Welchen Vorteil erhofft ihr euch davon?

Der Fakt, dass Arbeitskräfte hier teuer sind und der Strom sehr günstig ist, hat uns dazu gebracht, so viel wie möglich im Installationsprozess von Solarzellen auf dem Dach zu digitalisieren und automatisieren. Damit keine zeitverschwenderischen Besichtigungen vor Ort nötig sind. Das ist auch der Grund, warum wir für ein Drittel der Kosten der größten Player aus Amerika Solarzellen installieren können.

Warum kam die Expansion nach Deutschland erst an siebter Stelle?

Wir haben immer auf das Kosten-Nutzen-Verhältnis für das Wachstum geachtet, deshalb haben wir ein sehr ausgeklügeltes System für die Auswahl neuer Länder: die Anzahl der Einfamilienhäuser, die Anzahl der Häuser, die den Bewohner:innen gehören, die Anzahl der Installateur:innen pro Kopf, pro Region im Land, die Höhe der Subventionen, das Netztarifsystem.

Insgesamt sind es 70 Parameter, die beachtet werden. Beim ersten Mal war Schweden auf Platz eins. Beim zweiten Mal war es Frankreich und beim dritten Mal war es Spanien. Deutschland war sehr oft die Nummer zwei oder Nummer drei, aber nie die Nummer eins.

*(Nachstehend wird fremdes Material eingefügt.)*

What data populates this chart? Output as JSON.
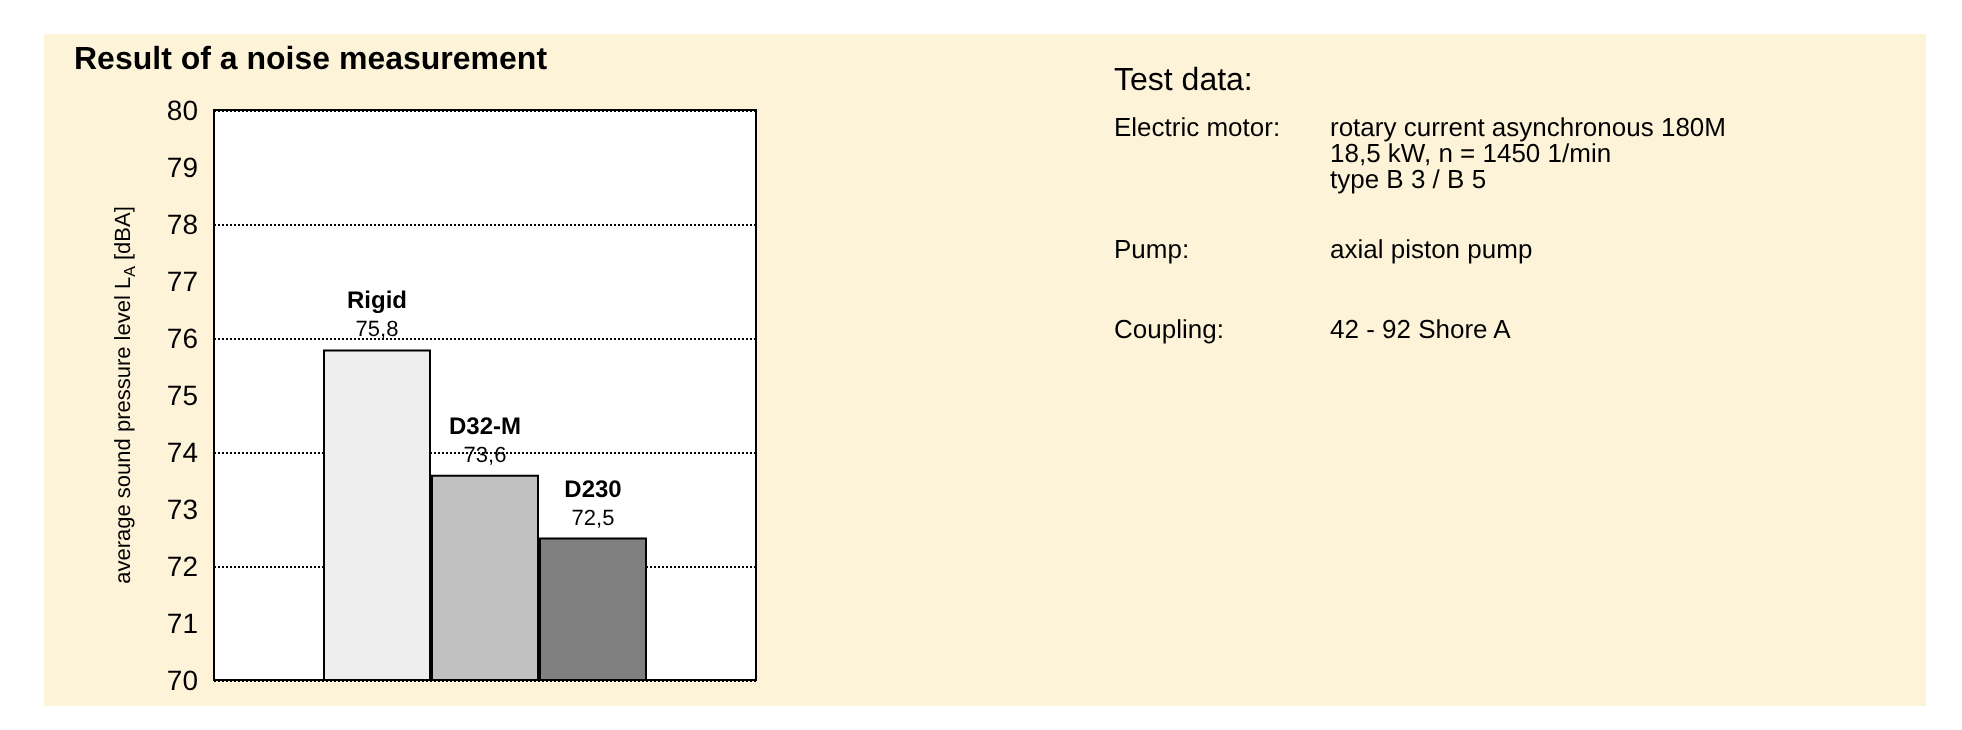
{
  "chart_data": [
    {
      "type": "bar",
      "title": "Result of a noise measurement",
      "ylabel": "average sound pressure level L$_{A}$ [dBA]",
      "categories": [
        "Rigid",
        "D32-M",
        "D230"
      ],
      "values": [
        75.8,
        73.6,
        72.5
      ],
      "colors": [
        "#eeeeee",
        "#c0c0c0",
        "#808080"
      ],
      "value_labels": [
        "75,8",
        "73,6",
        "72,5"
      ],
      "ylim": [
        70,
        80
      ],
      "yticks": [
        70,
        71,
        72,
        73,
        74,
        75,
        76,
        77,
        78,
        79,
        80
      ],
      "grid": "y",
      "line_style": "dotted",
      "tick_labels": "y"
    },
    {
      "type": "other",
      "title": "Test data:",
      "annotations": [
        "Electric motor:",
        "rotary current asynchronous 180M",
        "18,5 kW, n = 1450 1/min",
        "type B 3 / B 5",
        "Pump:",
        "axial piston pump",
        "Coupling:",
        "42 - 92 Shore A"
      ]
    }
  ]
}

Irgendwann kam dann der Punkt, an dem einer unserer Vorstandsmitglieder meinte: „Wenn ihr es jetzt nicht macht, macht ihr es nie“. Deutschland ist immer das wichtigste Land in einem europäischen Expansionsplan. Wenn du die Nummer eins in Europa werden willst, musst du in Deutschland erfolgreich sein.

Was denkst du über die aktuelle Energiepolitik in Deutschland?

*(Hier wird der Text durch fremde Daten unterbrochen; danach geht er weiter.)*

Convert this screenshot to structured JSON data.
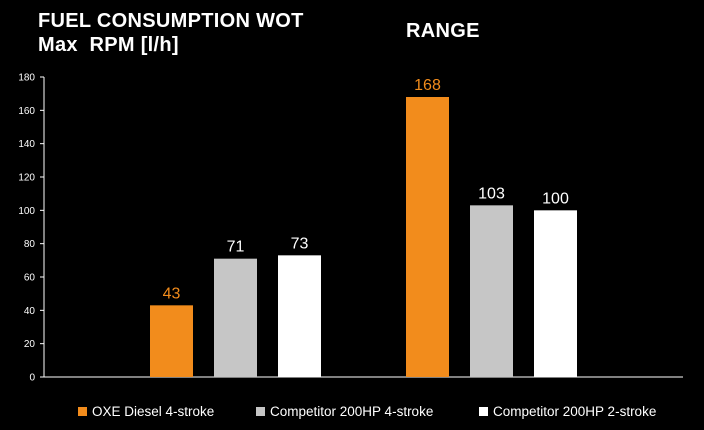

In der Vergangenheit hat Deutschland viel für die Energiewende getan. Dass die Solarenergie auf der ganzen Welt eine so große Rolle spielt, war in gewisser Weise der Verdienst Deutschlands. Derzeit ist der deutsche Einfluss in der EU für den Green Deal wichtig.

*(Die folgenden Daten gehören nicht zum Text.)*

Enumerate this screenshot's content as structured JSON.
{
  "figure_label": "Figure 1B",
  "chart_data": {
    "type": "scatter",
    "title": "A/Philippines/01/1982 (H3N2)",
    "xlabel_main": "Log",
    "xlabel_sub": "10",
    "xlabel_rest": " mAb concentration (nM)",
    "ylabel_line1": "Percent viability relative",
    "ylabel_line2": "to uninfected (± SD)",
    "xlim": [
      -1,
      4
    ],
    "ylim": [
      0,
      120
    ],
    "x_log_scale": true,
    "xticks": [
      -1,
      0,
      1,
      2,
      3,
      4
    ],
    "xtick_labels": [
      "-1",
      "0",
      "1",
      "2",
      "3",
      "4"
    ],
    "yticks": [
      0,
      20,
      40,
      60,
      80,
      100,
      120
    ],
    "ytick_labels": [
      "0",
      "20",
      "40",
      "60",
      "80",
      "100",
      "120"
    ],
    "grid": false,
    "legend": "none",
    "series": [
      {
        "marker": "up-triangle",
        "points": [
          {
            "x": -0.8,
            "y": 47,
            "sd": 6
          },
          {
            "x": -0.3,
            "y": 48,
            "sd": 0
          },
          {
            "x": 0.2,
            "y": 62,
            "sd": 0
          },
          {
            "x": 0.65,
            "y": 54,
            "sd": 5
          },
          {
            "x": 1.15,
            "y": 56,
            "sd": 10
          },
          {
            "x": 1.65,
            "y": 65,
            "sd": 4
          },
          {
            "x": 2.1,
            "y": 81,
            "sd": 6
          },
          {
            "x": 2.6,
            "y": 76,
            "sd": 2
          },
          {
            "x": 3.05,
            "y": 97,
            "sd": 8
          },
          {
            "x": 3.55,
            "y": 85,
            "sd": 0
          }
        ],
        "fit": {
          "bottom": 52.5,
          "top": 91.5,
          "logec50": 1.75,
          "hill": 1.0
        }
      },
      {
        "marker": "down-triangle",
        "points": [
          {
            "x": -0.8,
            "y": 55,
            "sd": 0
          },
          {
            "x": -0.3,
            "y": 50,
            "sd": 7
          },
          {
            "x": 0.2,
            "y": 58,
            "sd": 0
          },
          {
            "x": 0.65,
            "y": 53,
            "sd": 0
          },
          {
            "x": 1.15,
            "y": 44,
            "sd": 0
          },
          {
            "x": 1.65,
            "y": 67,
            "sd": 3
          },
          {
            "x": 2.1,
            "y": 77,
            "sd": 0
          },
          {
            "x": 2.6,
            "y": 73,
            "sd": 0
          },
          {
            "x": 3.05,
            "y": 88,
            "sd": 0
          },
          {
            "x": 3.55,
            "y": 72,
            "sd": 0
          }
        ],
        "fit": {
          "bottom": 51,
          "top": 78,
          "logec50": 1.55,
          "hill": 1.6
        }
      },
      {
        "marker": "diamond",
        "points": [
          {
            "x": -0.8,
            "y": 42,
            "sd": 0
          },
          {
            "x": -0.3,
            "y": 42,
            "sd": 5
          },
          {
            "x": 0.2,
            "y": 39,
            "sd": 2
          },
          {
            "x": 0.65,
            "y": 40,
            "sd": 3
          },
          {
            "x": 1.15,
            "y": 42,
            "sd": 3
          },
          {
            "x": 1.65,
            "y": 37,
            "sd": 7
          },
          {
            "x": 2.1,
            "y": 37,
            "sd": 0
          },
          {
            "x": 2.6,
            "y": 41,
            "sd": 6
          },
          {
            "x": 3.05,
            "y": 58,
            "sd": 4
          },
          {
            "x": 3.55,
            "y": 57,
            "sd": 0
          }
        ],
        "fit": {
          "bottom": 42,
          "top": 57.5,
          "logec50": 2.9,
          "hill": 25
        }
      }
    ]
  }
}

Während wir hier reden, herrscht Krieg in unseren Nachbarsländern. So wie ich das sehe, haben wir nur noch wenig Zeit, um endlich nicht mehr von der Gaslieferung aus dem Osten abhängig zu sein. Es beschleunigt sozusagen den Need nach einem Energiewandel, um die Dekarbonisierung Europas voranzutreiben und das Klimaziel einhalten zu können.